原文「郷原」の「原」は「愿」に同じ。「愿」は謹厚を意味する。ここでは、周囲の人々に調子を合せ、批難をうけないように細心の注意を払つている人。日本の田舎でも、人格者などといわれている人の中に、こうした種類の人がよくあるものである。いや田舎だけではない、行政官などの中にも、こうした意味での謹直型の人は決して少くはないだろう。
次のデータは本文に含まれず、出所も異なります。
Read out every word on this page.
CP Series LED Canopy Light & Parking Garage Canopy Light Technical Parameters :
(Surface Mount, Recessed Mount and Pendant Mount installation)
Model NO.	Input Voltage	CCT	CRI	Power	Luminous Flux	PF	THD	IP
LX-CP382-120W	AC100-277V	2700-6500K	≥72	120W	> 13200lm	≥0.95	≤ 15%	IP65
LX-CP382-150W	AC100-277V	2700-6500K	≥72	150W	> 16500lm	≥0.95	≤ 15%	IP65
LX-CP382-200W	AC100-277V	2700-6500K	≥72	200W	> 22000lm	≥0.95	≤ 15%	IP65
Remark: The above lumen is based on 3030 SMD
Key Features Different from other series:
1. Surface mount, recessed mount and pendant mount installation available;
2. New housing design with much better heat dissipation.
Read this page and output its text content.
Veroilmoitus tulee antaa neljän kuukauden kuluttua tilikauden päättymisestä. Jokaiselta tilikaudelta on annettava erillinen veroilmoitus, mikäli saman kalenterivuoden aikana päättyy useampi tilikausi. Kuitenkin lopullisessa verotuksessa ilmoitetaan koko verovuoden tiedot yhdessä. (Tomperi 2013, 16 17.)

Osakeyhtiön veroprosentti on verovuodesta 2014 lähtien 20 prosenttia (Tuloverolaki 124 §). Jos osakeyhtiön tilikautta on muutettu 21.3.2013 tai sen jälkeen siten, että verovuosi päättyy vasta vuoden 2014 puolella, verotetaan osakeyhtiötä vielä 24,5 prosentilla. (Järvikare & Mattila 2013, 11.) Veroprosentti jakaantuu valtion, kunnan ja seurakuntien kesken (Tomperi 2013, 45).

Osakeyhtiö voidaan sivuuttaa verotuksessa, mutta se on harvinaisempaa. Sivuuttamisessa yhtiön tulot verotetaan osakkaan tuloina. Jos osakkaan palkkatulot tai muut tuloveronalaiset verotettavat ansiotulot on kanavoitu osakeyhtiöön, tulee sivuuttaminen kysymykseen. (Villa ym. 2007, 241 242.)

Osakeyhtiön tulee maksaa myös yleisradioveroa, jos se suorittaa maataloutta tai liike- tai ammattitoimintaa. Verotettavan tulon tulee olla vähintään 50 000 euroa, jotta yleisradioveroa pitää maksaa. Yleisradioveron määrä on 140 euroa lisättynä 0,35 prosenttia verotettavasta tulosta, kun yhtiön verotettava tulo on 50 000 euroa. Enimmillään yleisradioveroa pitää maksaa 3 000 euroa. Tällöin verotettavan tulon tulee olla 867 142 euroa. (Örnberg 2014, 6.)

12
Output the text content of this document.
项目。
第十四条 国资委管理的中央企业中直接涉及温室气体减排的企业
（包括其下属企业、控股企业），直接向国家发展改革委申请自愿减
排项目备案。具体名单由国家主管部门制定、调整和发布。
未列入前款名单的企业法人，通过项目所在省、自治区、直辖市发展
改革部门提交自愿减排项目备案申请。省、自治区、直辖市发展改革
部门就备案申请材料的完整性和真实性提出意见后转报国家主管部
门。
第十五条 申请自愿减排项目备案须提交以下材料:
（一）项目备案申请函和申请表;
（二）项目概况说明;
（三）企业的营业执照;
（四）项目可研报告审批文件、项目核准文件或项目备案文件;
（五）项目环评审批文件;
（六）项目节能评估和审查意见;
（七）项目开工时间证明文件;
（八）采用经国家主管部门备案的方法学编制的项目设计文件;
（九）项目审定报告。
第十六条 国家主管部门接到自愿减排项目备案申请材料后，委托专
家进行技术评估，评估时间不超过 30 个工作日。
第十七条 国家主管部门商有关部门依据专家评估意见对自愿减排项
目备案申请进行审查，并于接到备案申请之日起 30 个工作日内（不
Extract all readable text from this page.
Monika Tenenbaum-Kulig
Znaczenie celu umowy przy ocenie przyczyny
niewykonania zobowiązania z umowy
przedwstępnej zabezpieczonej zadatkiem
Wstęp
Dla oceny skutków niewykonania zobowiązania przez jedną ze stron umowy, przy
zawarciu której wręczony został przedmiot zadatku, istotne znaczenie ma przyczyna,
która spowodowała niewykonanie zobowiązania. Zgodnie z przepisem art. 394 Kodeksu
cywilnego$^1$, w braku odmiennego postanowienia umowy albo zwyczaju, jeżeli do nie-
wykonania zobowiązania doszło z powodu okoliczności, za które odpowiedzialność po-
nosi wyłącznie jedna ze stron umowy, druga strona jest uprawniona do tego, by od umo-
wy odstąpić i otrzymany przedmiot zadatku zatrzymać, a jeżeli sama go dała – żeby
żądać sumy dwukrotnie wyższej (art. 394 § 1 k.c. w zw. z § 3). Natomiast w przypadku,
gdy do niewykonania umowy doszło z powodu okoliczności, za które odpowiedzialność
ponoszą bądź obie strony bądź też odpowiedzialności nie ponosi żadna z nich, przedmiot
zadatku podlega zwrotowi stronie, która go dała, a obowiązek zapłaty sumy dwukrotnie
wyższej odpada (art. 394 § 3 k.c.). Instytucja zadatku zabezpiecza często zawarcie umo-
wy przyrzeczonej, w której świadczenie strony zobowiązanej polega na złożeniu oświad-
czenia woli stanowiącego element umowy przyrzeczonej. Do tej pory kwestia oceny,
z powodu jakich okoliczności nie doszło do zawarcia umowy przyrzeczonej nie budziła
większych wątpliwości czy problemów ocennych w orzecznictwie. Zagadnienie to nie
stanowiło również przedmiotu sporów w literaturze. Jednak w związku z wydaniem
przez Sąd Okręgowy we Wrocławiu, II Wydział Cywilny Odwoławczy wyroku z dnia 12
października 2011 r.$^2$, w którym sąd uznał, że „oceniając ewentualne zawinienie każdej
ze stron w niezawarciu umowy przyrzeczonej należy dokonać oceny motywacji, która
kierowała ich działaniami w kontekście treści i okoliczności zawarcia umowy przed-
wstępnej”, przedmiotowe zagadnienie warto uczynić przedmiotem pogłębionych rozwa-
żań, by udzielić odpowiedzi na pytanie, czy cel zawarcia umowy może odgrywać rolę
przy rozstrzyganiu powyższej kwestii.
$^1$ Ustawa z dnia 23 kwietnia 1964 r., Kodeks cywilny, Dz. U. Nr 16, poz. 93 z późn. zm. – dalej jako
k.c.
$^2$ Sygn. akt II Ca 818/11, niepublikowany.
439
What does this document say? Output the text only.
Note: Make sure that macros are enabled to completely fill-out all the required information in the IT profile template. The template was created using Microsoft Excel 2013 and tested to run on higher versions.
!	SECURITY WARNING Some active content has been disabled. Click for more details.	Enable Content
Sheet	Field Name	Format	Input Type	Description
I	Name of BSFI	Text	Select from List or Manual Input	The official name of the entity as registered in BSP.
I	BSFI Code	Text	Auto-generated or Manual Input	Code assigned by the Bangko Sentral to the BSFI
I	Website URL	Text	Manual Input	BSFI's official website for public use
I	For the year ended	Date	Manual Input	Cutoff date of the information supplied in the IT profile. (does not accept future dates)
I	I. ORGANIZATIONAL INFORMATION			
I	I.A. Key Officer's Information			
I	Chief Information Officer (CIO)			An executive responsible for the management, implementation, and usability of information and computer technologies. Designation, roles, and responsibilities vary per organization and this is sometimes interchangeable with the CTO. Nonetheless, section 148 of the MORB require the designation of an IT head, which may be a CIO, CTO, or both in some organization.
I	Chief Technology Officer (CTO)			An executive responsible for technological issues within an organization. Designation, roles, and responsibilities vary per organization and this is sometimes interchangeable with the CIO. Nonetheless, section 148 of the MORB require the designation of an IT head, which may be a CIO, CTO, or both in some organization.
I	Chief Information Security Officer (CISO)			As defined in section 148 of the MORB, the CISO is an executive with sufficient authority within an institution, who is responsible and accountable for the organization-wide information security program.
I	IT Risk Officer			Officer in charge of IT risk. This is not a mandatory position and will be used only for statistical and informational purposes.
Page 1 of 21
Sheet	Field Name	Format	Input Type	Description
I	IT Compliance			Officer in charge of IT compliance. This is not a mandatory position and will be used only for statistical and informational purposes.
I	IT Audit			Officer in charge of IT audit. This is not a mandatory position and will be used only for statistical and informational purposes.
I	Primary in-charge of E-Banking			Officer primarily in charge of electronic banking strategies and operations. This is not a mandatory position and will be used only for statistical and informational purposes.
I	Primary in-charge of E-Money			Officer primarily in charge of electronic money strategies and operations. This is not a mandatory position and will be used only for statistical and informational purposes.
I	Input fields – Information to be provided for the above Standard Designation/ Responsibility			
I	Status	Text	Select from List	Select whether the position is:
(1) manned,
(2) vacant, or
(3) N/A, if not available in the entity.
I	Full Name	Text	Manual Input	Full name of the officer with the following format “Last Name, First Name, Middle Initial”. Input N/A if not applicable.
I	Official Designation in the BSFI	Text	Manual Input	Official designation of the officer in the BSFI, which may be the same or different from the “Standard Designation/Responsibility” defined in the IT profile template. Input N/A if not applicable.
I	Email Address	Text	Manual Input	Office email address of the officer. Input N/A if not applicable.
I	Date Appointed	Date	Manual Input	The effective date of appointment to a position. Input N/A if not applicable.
「郷原は徳の賊なり」――この言葉は、日本の各方面にもつと広く流布されてもいい言葉ではあるまいか。
『学研漢和大字典』によると「原」は「愿」であるには違いないが、「愿」の語義は円満だが、きまじめでかたくなな心構えのことだという。しかしそうなると孟子の話と違う。世間に迎合するのが孟子の言う「郷原」だからだ。すると孟子の定義が間違っていることになる。
孔子が敢えて「愿人」と言わず「郷原」と言ったのは、田舎者の無知のニュアンスを多分に含んでいるだろう。入ってくる情報が少なければ、限られた範囲内で正しい、ということが通用するからだ。独裁国家で独裁者を賛美するのが最高の道徳として通用するのに似ている。